South Africa’s carbon emissions will start declining from 2025, 10 years earlier than previously expected, President Cyril Ramaphosa has said.
The president was one of 40 world leaders who participated in US President Joe Biden’s Summit on Climate Change. The virtual summit is to run over two days this week, and coincides with Earth Day, 22 April.
“South Africa is fully committed to enhancing its ambition and accelerating its climate actions,” Ramaphosa said.
The country last year finalised National Climate Change Adaptation Strategy and has also adopted a Low Emissions Development Strategy, which pursues a just transition to a “low-carbon, sustainable and climate resilient development pathway,” Ramaphosa said.
South Africa is also updating its Nationally Determined Contribution (NDC) – or commitments to reduce emissions and other efforts to adapt to climate change – in line with the Paris Agreement.

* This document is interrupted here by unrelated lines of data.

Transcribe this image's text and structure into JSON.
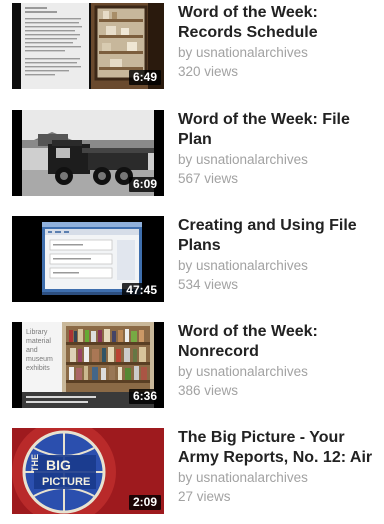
{
  "videos": [
    {
      "title_lines": [
        "Word of the Week:",
        "Records Schedule"
      ],
      "channel": "by usnationalarchives",
      "views": "320 views",
      "duration": "6:49",
      "thumb_icon": "document-page-thumbnail"
    },
    {
      "title_lines": [
        "Word of the Week: File",
        "Plan"
      ],
      "channel": "by usnationalarchives",
      "views": "567 views",
      "duration": "6:09",
      "thumb_icon": "vintage-truck-thumbnail"
    },
    {
      "title_lines": [
        "Creating and Using File",
        "Plans"
      ],
      "channel": "by usnationalarchives",
      "views": "534 views",
      "duration": "47:45",
      "thumb_icon": "computer-screen-thumbnail"
    },
    {
      "title_lines": [
        "Word of the Week:",
        "Nonrecord"
      ],
      "channel": "by usnationalarchives",
      "views": "386 views",
      "duration": "6:36",
      "thumb_icon": "library-shelves-thumbnail",
      "thumb_text": [
        "Library",
        "material",
        "and",
        "museum",
        "exhibits"
      ]
    },
    {
      "title_lines": [
        "The Big Picture - Your",
        "Army Reports, No. 12: Air"
      ],
      "channel": "by usnationalarchives",
      "views": "27 views",
      "duration": "2:09",
      "thumb_icon": "big-picture-logo-thumbnail",
      "thumb_text": [
        "THE",
        "BIG",
        "PICTURE"
      ]
    }
  ]
}
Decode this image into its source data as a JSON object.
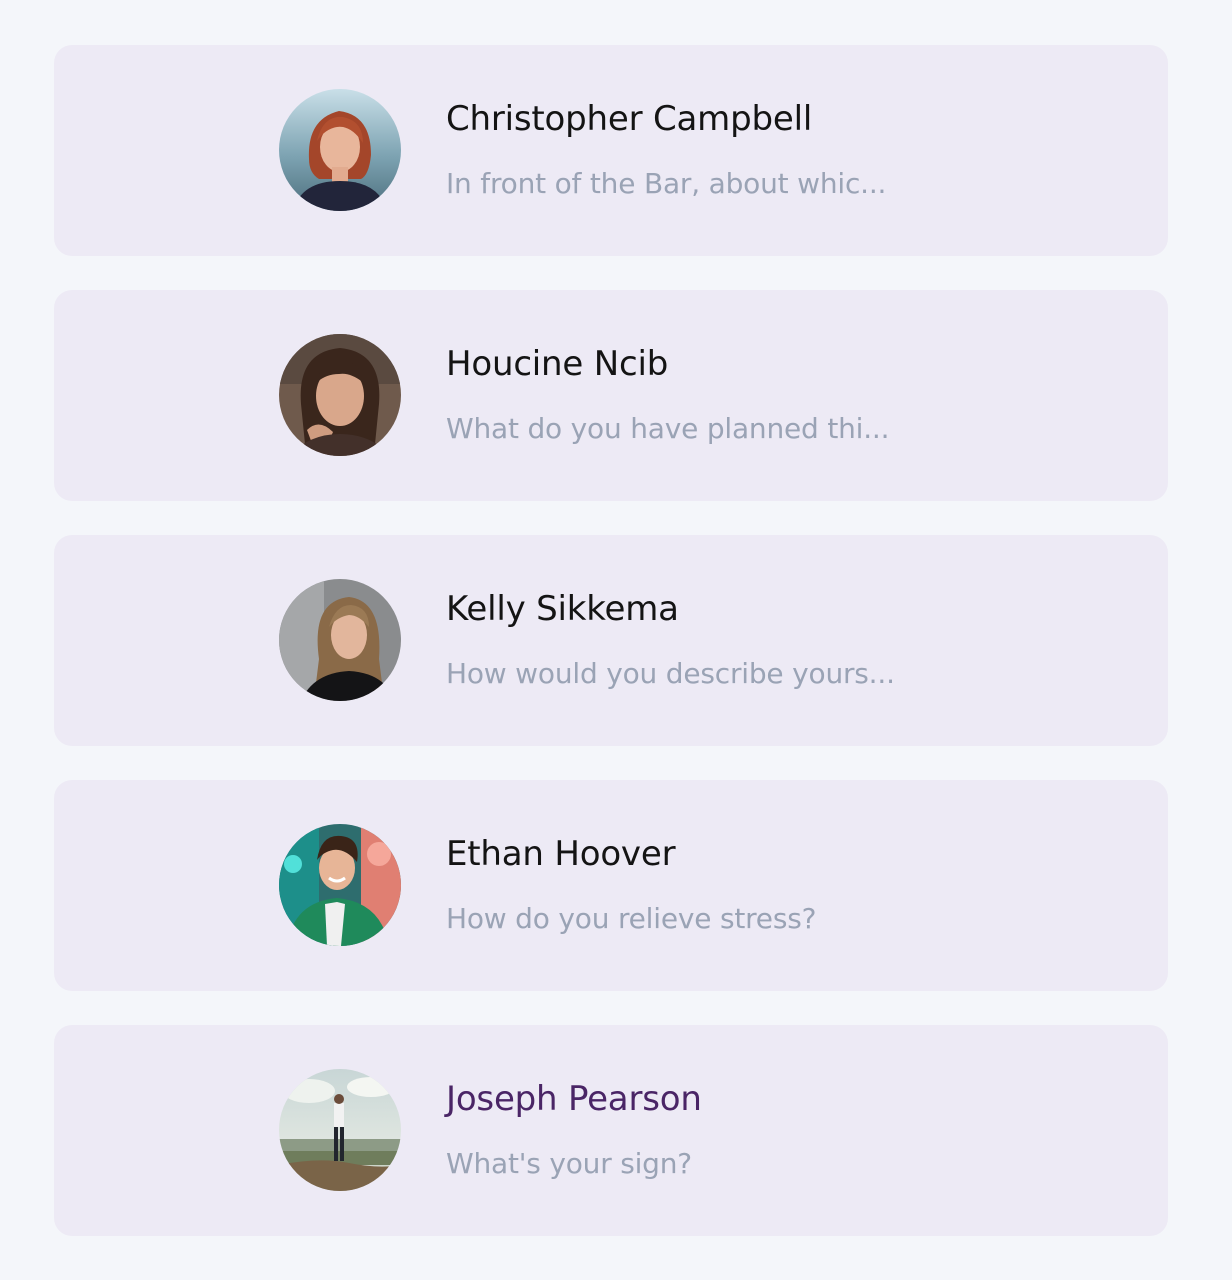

Ramaphosa said the new target is “ambitious”.
The previous NDC indicated South Africa’s emissions would peak and plateau in 2025 and decline from 2035. But South Africa’s emissions will begin to decline from 2025, Ramaphosa explained.
Ramaphosa also reaffirmed commitments to build renewable energy generating capacity of over 17 gigawatts of renewable energy by 2030.
“We remain committed to contributing our fair share to reduce global emissions, and to do so in the context of overcoming poverty, inequality and underdevelopment,” he said. The president also stressed that the transition to a climate resilient future must be just and ensure that the most vulnerable in society do not get left behind.
Ahead of the summit, the International Energy Agency released the Global Energy Review, indicating that carbon emissions are set to increase 5% or by their second-largest increase in history – this as economies ramp up following a slump in activity due to the Covid-19 pandemic in 2020. Increase in energy demand to 4.6%, mainly to be met by coal, will drive up carbon emissions, according to the report.
Renewables, however, will have an increasing share in electricity generation of 30%, an improvement from less than 27% in 2019.
A study by independent climate and energy think tank Ember showed that in 2020, South Africa topped all other G20 countries in terms of reliance on coal for electricity. The data showed that 86% of South Africa’s electricity production came from coal. By comparison, the global average was 34%.
While fossil fuels still account for the majority (89%) of electricity production, it has been declining since 2015. Renewables have slowly been increasing their share in the electricity mix – having tripled since 2015 to 6%. The global average by comparison is 9.4%.